Work environment for entomologists
Entomologists have flexible work environments that allow them to spend time indoors and outdoors. They typically work in a laboratory or office conducting controlled experiments or analyzing results. When it's time to observe insects in their natural habitats or collect specimens, they visit rainforests and grasslands. Some entomologists even travel to exotic locations to study rare species of insects. As an entomologist, you may find positions at the following locations:
Entomologists often have full-time positions and work during normal business hours. This consistent schedule can help you achieve an optimal work-life balance and care for your family. If your position involves strict research deadlines or travel, your work hours may be more irregular.

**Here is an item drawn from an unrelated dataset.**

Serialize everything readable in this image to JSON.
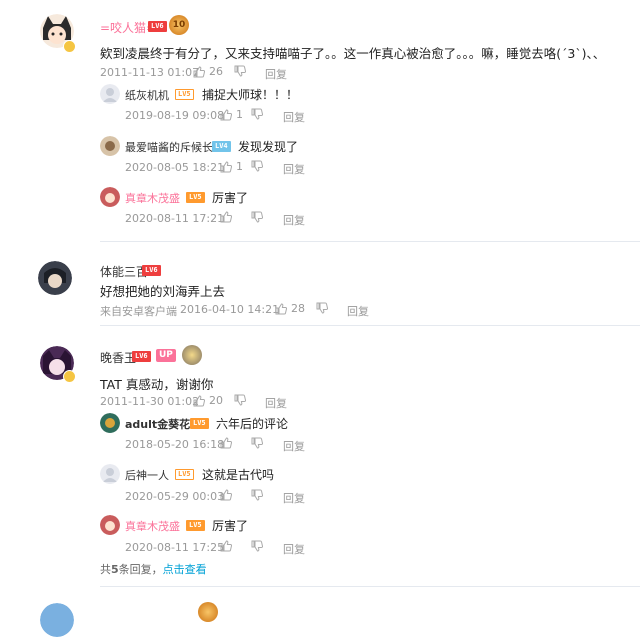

Education and training requirements for entomologists
Most entry-level entomology positions require you to have at least a bachelor's degree. Pursuing an entomology degree can help you prepare for your career by providing specialized classes on insect behavior. Employers may also favor candidates with a degree in other science-related fields. Try choosing a major like biology, zoology or environmental science if entomology isn't an option. Choose science courses like chemistry, physiology and ecology, and take statistics and computer technology classes to develop your analytical research skills.
If you want to pursue a higher-level position and increase your earning potential, consider pursuing additional education. A master's or doctoral degree in entomology, medical parasitology or integrated pest management is an appropriate qualification. You can also increase your credibility by becoming a Board Certified Entomologist or Associate Certified Entomologist through the Entomological Society of America.
Tips for becoming an entomologist
Here are a few tips for becoming an entomologist:
Apply for internships. Consider researching internship programs through your college. You may have the opportunity to develop your skills in common entomology work environments, such as a lab, zoo or museum.
Join a professional organization. By joining a professional organization, you can learn from other entomologists and demonstrate your commitment to the industry. Employers often value memberships with the American Entomological Society and the Entomological Society of America.
Apply for positions that align with your interests. Entomology is a broad field with many specializations. By determining your interests and analyzing job descriptions, you can apply for a position that aligns with your career goals.